12 The manuscripts inscribe this ode in Menam libertum. Sextus Menas was a freed man of Cneius Pompeius, and during five or six years of the triumvirate had made himself considerable both to Octavius and Pompey, by betraying each of them in their turn, from whence Appian calls him the double betrayer.

In 714 he commanded Pompey's fleet; ravaged the borders of Tuscany, took Sardinia, and reduced Rome to such extremity, by shutting up the sea, that he compelled the Romans to demand a peace from Pompey. In 716, Menas became suspected by Pompey, who commanded him to give an account of his administration.
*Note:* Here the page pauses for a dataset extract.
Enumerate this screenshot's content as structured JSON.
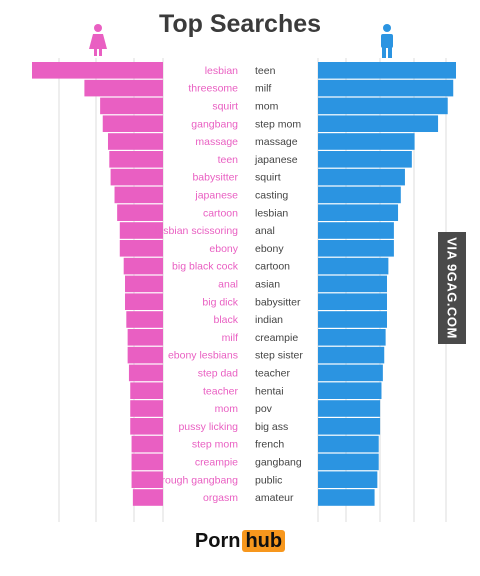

He refused to obey; put the persons to death whom Pompey had sent; and surrendered himself to Octavius, with his ships, his troops, and the islands of Corsica and Sardinia. The triumvir received him with open arms, and put him on board his fleet in quality of lieutenant to Calvisius Sabinus. He there behaved himself with so much courage and conduct, in the expeditions of the following year, that, inflamed with his success, and angry that he had not the supreme command, he returned to Pompey.

In 718, discontented that he was not regarded equally to his merit, he ranged himself, with a large number of vessels, on the side of Octavius, who had made him some advantageous offers, yet never employed him afterward but with much reserve. He was killed the following year in a sea-fight. ED. DUBLIN.

13 Ibericis funibus. A Spanish herb, called spartum, had fibers so pliant and strong, that ropes were made of it; from whence a Spanish cord became a general name. TORR.